Eigentlich fängt es schon in der Sandkiste an: Da sitzen sie in Scharen und backen aus dem Stoff, aus dem unsere Hochtechnologie ist, Kuchen, Häuser, Burgen. Möglicherweise sind das unsere Spezialisten von Morgen, denn nichts anderes als Sand ist der Grundstoff für das am meisten verwendete Halbleitermaterial der Welt. Doch möglicherweise müssen wir die Kisten auf Spielplätzen bald mit einer anderen Substanz füllen, denn aus Sand hochreines Silizium zu gewinnen, ist extrem teuer. Und so forschen Wissenschaftler schon lange fieberhaft an neuen Lösungen. Nun hat eine Forschergruppe an Pentacen bei tiefen Temperaturen den fraktionierten Quanten-Hall-Effekt beobachtet. Ein Effekt, der nur dann auftritt, wenn sich die Elektronen schnell und ungehindert durch einen Kristall bewegen können.
In den letzten Jahren haben verschiedene Wissenschaftler versucht, organische Halbleiter zu bauen. Denn das Material ist billiger, leichter und deutlich flexibler als Silizium. Doch das Problem dabei ist, dass sich Elektronen durch organisches Material deutlich langsamer bewegen als durch anorganisches. Pentacen ist zum Beispiel ein sehr vielversprechendes Material. Allerdings beträgt auch hier die Geschwindigkeit, mit der eine elektrische Ladung den Kristall bei Raumtemperatur durchdringt, nur ein Zehntausendsel der, mit der sie einen Silizium-Kristall passiert.

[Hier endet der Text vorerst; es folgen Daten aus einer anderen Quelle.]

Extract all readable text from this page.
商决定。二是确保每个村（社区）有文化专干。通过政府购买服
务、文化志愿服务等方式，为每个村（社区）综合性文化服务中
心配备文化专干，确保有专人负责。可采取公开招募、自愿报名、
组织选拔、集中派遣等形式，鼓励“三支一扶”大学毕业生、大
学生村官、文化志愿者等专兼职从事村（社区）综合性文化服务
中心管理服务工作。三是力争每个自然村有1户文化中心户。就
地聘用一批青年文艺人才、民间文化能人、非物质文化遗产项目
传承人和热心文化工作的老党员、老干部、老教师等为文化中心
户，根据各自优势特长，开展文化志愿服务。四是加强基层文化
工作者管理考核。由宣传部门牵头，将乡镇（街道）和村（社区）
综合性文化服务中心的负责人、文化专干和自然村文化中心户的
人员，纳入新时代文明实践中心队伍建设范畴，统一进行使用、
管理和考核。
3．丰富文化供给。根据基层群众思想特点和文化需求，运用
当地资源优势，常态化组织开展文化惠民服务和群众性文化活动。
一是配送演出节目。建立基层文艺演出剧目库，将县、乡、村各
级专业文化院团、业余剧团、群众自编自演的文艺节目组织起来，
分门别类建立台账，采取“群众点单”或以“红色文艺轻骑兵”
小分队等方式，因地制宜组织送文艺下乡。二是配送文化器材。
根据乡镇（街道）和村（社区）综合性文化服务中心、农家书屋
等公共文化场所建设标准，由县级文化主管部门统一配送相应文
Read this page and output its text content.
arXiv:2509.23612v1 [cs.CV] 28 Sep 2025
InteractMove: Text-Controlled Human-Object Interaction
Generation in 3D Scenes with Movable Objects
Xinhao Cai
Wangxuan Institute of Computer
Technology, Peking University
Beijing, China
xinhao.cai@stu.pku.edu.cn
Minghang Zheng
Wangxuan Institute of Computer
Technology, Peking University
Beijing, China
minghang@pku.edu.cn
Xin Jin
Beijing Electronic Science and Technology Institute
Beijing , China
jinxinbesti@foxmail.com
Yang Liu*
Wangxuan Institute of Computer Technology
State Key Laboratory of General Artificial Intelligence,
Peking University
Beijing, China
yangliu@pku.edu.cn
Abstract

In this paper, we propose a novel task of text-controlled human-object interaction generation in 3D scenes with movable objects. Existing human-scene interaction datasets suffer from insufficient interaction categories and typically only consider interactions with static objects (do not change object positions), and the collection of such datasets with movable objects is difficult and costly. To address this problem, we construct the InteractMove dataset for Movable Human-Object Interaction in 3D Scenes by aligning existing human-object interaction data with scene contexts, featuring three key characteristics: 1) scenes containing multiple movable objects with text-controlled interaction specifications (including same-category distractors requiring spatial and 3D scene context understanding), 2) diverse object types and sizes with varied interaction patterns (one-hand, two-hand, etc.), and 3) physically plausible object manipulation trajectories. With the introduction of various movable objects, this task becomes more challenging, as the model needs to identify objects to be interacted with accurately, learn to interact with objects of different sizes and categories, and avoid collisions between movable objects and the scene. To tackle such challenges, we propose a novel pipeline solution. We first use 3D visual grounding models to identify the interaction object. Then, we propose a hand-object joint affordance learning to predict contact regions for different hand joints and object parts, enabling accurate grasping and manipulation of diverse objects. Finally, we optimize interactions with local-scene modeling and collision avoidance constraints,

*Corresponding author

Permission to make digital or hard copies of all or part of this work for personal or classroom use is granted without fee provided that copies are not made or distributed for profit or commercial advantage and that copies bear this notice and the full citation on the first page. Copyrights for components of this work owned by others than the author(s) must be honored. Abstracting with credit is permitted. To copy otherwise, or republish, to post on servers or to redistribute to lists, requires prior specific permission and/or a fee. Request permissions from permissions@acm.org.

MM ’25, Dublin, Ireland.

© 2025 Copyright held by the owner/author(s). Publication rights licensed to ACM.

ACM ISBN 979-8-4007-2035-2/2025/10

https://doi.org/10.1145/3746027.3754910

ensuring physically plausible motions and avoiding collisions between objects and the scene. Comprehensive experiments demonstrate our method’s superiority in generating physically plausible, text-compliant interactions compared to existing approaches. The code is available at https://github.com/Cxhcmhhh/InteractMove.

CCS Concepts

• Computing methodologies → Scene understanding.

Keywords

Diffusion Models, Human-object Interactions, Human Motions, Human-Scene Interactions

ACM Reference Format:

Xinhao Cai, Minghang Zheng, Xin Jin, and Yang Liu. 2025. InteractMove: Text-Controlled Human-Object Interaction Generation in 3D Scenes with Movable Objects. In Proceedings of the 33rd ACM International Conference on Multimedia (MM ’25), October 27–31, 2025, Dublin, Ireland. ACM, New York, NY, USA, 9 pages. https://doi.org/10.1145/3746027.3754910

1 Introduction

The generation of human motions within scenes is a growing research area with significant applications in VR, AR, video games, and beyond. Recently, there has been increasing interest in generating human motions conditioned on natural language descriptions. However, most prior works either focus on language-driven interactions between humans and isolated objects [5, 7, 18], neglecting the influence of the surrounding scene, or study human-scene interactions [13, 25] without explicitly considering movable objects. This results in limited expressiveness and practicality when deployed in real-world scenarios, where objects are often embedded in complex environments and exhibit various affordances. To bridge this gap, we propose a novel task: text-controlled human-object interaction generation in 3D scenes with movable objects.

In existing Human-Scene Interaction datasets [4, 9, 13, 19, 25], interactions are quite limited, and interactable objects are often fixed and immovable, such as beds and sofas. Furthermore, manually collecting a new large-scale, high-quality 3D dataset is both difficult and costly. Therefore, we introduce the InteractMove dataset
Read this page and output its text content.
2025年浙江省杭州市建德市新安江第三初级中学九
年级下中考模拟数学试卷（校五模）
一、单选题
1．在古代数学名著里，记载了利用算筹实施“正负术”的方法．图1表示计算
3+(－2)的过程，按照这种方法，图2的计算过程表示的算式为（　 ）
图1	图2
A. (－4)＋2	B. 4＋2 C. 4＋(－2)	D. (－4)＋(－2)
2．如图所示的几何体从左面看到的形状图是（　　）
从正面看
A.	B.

Doch Halbleiter haben ihren geringsten Widerstand bei tiefen Temperaturen, und so untersuchte eine Gruppe von Wissenschaftlern unter der Leitung von Bertram Batlogg von den Bell Laboratories in Murray Hill, New Jersey, Pentacen in der Nähe des absoluten Nullpunktes. Die Forscher stellten einen scheibenförmigen Pentacen-Kristall mit nur einigen millionstel Millimetern Dicke her. Diesen plazierten sie so in einem Magnetfeld, dass die magnetischen Feldlinien längs der Scheibe verliefen. Sie detektierten dabei eine sogenannte Hall-Spannung. Denn das Feld verschob die Elektronen seitwärts, so dass sie an den Kanten der Scheibe "anstießen". Die Trennung der Ladungsträger im Magnetfeld induziert im Kristall eine Spannung – die Hall-Spannung. Die Wissenschaftler stellten ihre Ergebnisse am 22. März 2000 auf der Jahrestagung der American Physical Society vor.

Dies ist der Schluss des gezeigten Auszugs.